Si les progressistes ont perdu les élections du 23 octobre 2011 et que les islamistes d’Ennahdha les ont gagnées c’est pour une grande part à cause ou grâce à la communication. Dépendamment du bord où l’on se situe. …
En matière de communication, le déficit des progressistes était flagrant. Qui ont commis également des erreurs fatales, qu’elles soient en termes de choix stratégiques, de discours ou d’image. En face, Ennahdha a presque fait un sans faute. Son message était clair. Sa cible très bien identifiée et ses axes stratégiques ont été bien choisis dès le départ.
Depuis les élections et malgré quelques améliorations dans la communication des progressistes, rien n’a fondamentalement changé. Et indépendamment du bilan peu convaincant d’un gouvernement qu’on peut qualifier sans exagérer de “nahdhaoui”, le parti islamiste est demeuré maître dans la communication politique. Et dans la communication tout court.
Et le bilan d’Ennahdha l’accule à beaucoup miser sur sa communication. Et si sa popularité baisse c’est davantage à cause de son bilan que de sa communication. En face, les progressistes ne remontent pas la pente grâce à des propositions économiques, sociales… concrètes mais à cause de l’incompétence d’Ennahdha et de son bilan. Si des gens continuent à croire encore à Ennahdha et si cette dernière parviendra à limiter les dégâts aux prochaines élections, à supposer qu’elles aient lieu, ça sera grâce à sa capacité à convaincre les électeurs que l’échec total de son mandat n’est pas uniquement le sien mais aussi celui de tous les partis, “qui n’ont cessé de lui mettre les bâtons dans les roues” et du “lourd héritage de l’ancien régime”. Et que la vraie menace pour la démocratie ne vient pas d’elle mais bel et bien des «résidus du régime déchu» et autres «fouloul» et «azlam» qui «oeuvrent patiemment avec les forces contre-révolutionnaires à détruire la révolution pour laquelle les martyrs ont sacrifié leur vie».
Ce discours, préparé, matraqué, ressassé, remâché, reformulé est décliné quotidiennement à longueur de médias pour installer son argumentaire sous-jacent définitivement dans la tête du Tunisien et induire le choix voulu le jour fatidique du vote. Et il faut reconnaître qu’Ennahdha et même les représentants de ses partis satellites, qui ont vite appris la leçon de communication du grand frère nahdhaoui, excellent dans ce registre.
L’opposition, elle, ne s’est pas beaucoup améliorée depuis sa défaite du 23 octobre. Malgré des efforts individuels on ne perçoit pas de fil conducteur clair dans son discours. Exception faite peut-être de l’équipe de Nidâa Tounes qui semble accorder à la communication la place qui est la sienne. Alors qu’Ennahdha use clairement et abuse de coaching, prépare comme il le faut ses éléments de langage, veille à la cohérence des interventions de ses membres à la télévision et sur les radios et se permet même le luxe de travailler sérieusement sur la communication non verbale ou corporelle (body language), les progressistes paraissent discourir en rangs épars, sans coordination ce qui leur fait perdre de précieuses occasions de percuter comme il le faut sur l’auditoire.
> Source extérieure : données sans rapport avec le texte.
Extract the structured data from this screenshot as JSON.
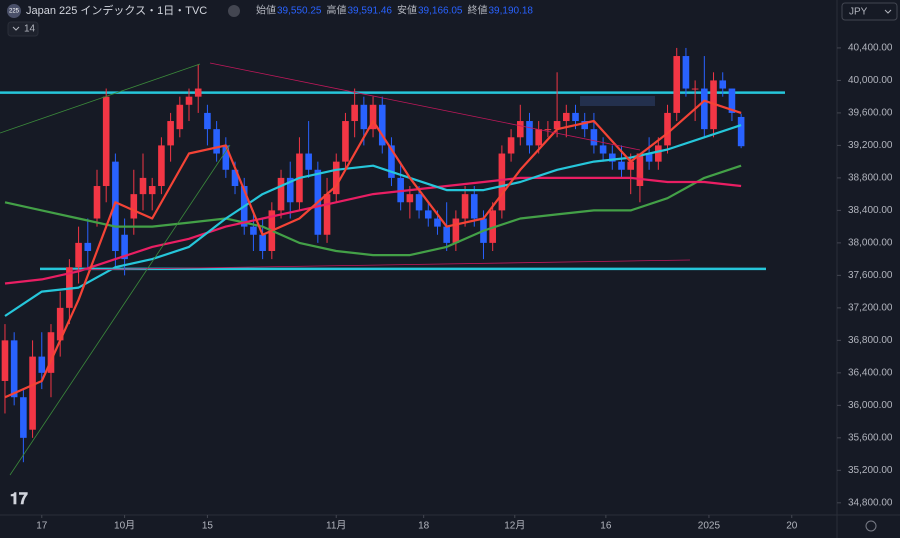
{
  "header": {
    "icon": "225",
    "symbol": "Japan 225 インデックス・1日・TVC",
    "ohlc": [
      {
        "label": "始値",
        "value": "39,550.25"
      },
      {
        "label": "高値",
        "value": "39,591.46"
      },
      {
        "label": "安値",
        "value": "39,166.05"
      },
      {
        "label": "終値",
        "value": "39,190.18"
      }
    ],
    "indicator": "14",
    "currency": "JPY"
  },
  "chart_data": {
    "type": "candlestick",
    "up_color": "#f23645",
    "down_color": "#2962ff",
    "candles": [
      [
        36300,
        37000,
        35900,
        36800
      ],
      [
        36800,
        36900,
        36000,
        36100
      ],
      [
        36100,
        36200,
        35300,
        35600
      ],
      [
        35700,
        36800,
        35600,
        36600
      ],
      [
        36600,
        36900,
        36200,
        36400
      ],
      [
        36400,
        37000,
        36100,
        36900
      ],
      [
        36800,
        37400,
        36600,
        37200
      ],
      [
        37200,
        37800,
        37000,
        37700
      ],
      [
        37700,
        38200,
        37500,
        38000
      ],
      [
        38000,
        38300,
        37700,
        37900
      ],
      [
        38300,
        38900,
        38200,
        38700
      ],
      [
        38700,
        39900,
        38500,
        39800
      ],
      [
        39000,
        39100,
        37700,
        37900
      ],
      [
        38100,
        38300,
        37600,
        37800
      ],
      [
        38300,
        38900,
        38100,
        38600
      ],
      [
        38600,
        39100,
        38400,
        38800
      ],
      [
        38600,
        38800,
        38400,
        38700
      ],
      [
        38700,
        39300,
        38600,
        39200
      ],
      [
        39200,
        39600,
        39000,
        39500
      ],
      [
        39400,
        39800,
        39300,
        39700
      ],
      [
        39700,
        39900,
        39500,
        39800
      ],
      [
        39800,
        40200,
        39600,
        39900
      ],
      [
        39600,
        39700,
        39200,
        39400
      ],
      [
        39400,
        39500,
        39000,
        39100
      ],
      [
        39200,
        39300,
        38800,
        38900
      ],
      [
        38900,
        39000,
        38600,
        38700
      ],
      [
        38700,
        38800,
        38100,
        38200
      ],
      [
        38200,
        38400,
        37900,
        38100
      ],
      [
        38100,
        38300,
        37800,
        37900
      ],
      [
        37900,
        38500,
        37800,
        38400
      ],
      [
        38400,
        38900,
        38300,
        38800
      ],
      [
        38800,
        39000,
        38300,
        38500
      ],
      [
        38500,
        39300,
        38400,
        39100
      ],
      [
        39100,
        39500,
        38800,
        38900
      ],
      [
        38900,
        39000,
        38000,
        38100
      ],
      [
        38100,
        38800,
        38000,
        38600
      ],
      [
        38600,
        39100,
        38500,
        39000
      ],
      [
        39000,
        39600,
        38900,
        39500
      ],
      [
        39500,
        39900,
        39300,
        39700
      ],
      [
        39700,
        39800,
        39200,
        39400
      ],
      [
        39400,
        39800,
        39300,
        39700
      ],
      [
        39700,
        39800,
        39100,
        39200
      ],
      [
        39200,
        39300,
        38700,
        38800
      ],
      [
        38800,
        39000,
        38400,
        38500
      ],
      [
        38500,
        38700,
        38300,
        38600
      ],
      [
        38600,
        38700,
        38300,
        38400
      ],
      [
        38400,
        38500,
        38200,
        38300
      ],
      [
        38300,
        38400,
        38100,
        38200
      ],
      [
        38200,
        38500,
        37900,
        38000
      ],
      [
        38000,
        38400,
        37900,
        38300
      ],
      [
        38300,
        38700,
        38200,
        38600
      ],
      [
        38600,
        38700,
        38200,
        38300
      ],
      [
        38300,
        38400,
        37800,
        38000
      ],
      [
        38000,
        38500,
        37900,
        38400
      ],
      [
        38400,
        39200,
        38300,
        39100
      ],
      [
        39100,
        39400,
        39000,
        39300
      ],
      [
        39300,
        39700,
        39200,
        39500
      ],
      [
        39500,
        39600,
        39100,
        39200
      ],
      [
        39200,
        39500,
        39100,
        39400
      ],
      [
        39400,
        39500,
        39300,
        39400
      ],
      [
        39400,
        40100,
        39300,
        39500
      ],
      [
        39500,
        39700,
        39300,
        39600
      ],
      [
        39600,
        39700,
        39400,
        39500
      ],
      [
        39500,
        39600,
        39300,
        39400
      ],
      [
        39400,
        39600,
        39100,
        39200
      ],
      [
        39200,
        39300,
        39000,
        39100
      ],
      [
        39100,
        39200,
        38900,
        39000
      ],
      [
        39000,
        39200,
        38800,
        38900
      ],
      [
        38900,
        39100,
        38600,
        39000
      ],
      [
        38700,
        39100,
        38500,
        39100
      ],
      [
        39100,
        39300,
        38900,
        39000
      ],
      [
        39000,
        39300,
        38900,
        39200
      ],
      [
        39200,
        39700,
        39100,
        39600
      ],
      [
        39600,
        40400,
        39500,
        40300
      ],
      [
        40300,
        40400,
        39800,
        39900
      ],
      [
        39900,
        40000,
        39500,
        39900
      ],
      [
        39900,
        40300,
        39300,
        39400
      ],
      [
        39400,
        40100,
        39300,
        40000
      ],
      [
        40000,
        40100,
        39800,
        39900
      ],
      [
        39900,
        39900,
        39500,
        39600
      ],
      [
        39550.25,
        39591.46,
        39166.05,
        39190.18
      ]
    ],
    "ma_x": [
      0,
      4,
      8,
      12,
      16,
      20,
      24,
      28,
      32,
      36,
      40,
      44,
      48,
      52,
      56,
      60,
      64,
      68,
      72,
      76,
      80
    ],
    "series": [
      {
        "color": "#43a047",
        "values": [
          38500,
          38400,
          38300,
          38200,
          38200,
          38250,
          38300,
          38200,
          38000,
          37900,
          37850,
          37850,
          37950,
          38150,
          38300,
          38350,
          38400,
          38400,
          38550,
          38800,
          38950
        ]
      },
      {
        "color": "#e91e63",
        "values": [
          37500,
          37550,
          37650,
          37800,
          37950,
          38050,
          38200,
          38300,
          38400,
          38500,
          38600,
          38650,
          38700,
          38750,
          38800,
          38800,
          38800,
          38800,
          38750,
          38750,
          38700
        ]
      },
      {
        "color": "#26c6da",
        "values": [
          37100,
          37400,
          37450,
          37700,
          37800,
          37950,
          38300,
          38600,
          38800,
          38900,
          38950,
          38800,
          38650,
          38650,
          38750,
          38900,
          39000,
          39050,
          39150,
          39300,
          39450
        ]
      },
      {
        "color": "#f44336",
        "values": [
          36100,
          36300,
          37300,
          38500,
          38300,
          39100,
          39200,
          38100,
          38300,
          38700,
          39500,
          38800,
          38200,
          38300,
          38900,
          39400,
          39500,
          39000,
          39350,
          39750,
          39600
        ]
      }
    ],
    "hlines": [
      39850,
      37680
    ],
    "hline_color": "#26c6da",
    "xlim": [
      -0.54,
      90.2
    ],
    "xticks": [
      {
        "value": 4,
        "label": "17"
      },
      {
        "value": 13,
        "label": "10月"
      },
      {
        "value": 22,
        "label": "15"
      },
      {
        "value": 36,
        "label": "11月"
      },
      {
        "value": 45.5,
        "label": "18"
      },
      {
        "value": 55.4,
        "label": "12月"
      },
      {
        "value": 65.3,
        "label": "16"
      },
      {
        "value": 76.5,
        "label": "2025"
      },
      {
        "value": 85.5,
        "label": "20"
      }
    ],
    "ylim": [
      34650,
      40990
    ],
    "yticks": [
      {
        "value": 34800,
        "label": "34,800.00"
      },
      {
        "value": 35200,
        "label": "35,200.00"
      },
      {
        "value": 35600,
        "label": "35,600.00"
      },
      {
        "value": 36000,
        "label": "36,000.00"
      },
      {
        "value": 36400,
        "label": "36,400.00"
      },
      {
        "value": 36800,
        "label": "36,800.00"
      },
      {
        "value": 37200,
        "label": "37,200.00"
      },
      {
        "value": 37600,
        "label": "37,600.00"
      },
      {
        "value": 38000,
        "label": "38,000.00"
      },
      {
        "value": 38400,
        "label": "38,400.00"
      },
      {
        "value": 38800,
        "label": "38,800.00"
      },
      {
        "value": 39200,
        "label": "39,200.00"
      },
      {
        "value": 39600,
        "label": "39,600.00"
      },
      {
        "value": 40000,
        "label": "40,000.00"
      },
      {
        "value": 40400,
        "label": "40,400.00"
      }
    ]
  }
}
Conclusion : pour le moment les islamistes battent les progressistes à plate couture sur le terrain de la communication. Un terrain qui sera déterminant dans le débat politique en vue des prochaines élections où il sera nécessaire et non suffisant d’exceller pour capter les suffrages. Surtout ceux, encore considérables, des électeurs potentiels qui ne ce sont pas encore prononcés que les instituts de sondages évaluent unanimement à près de 50% du corps électoral.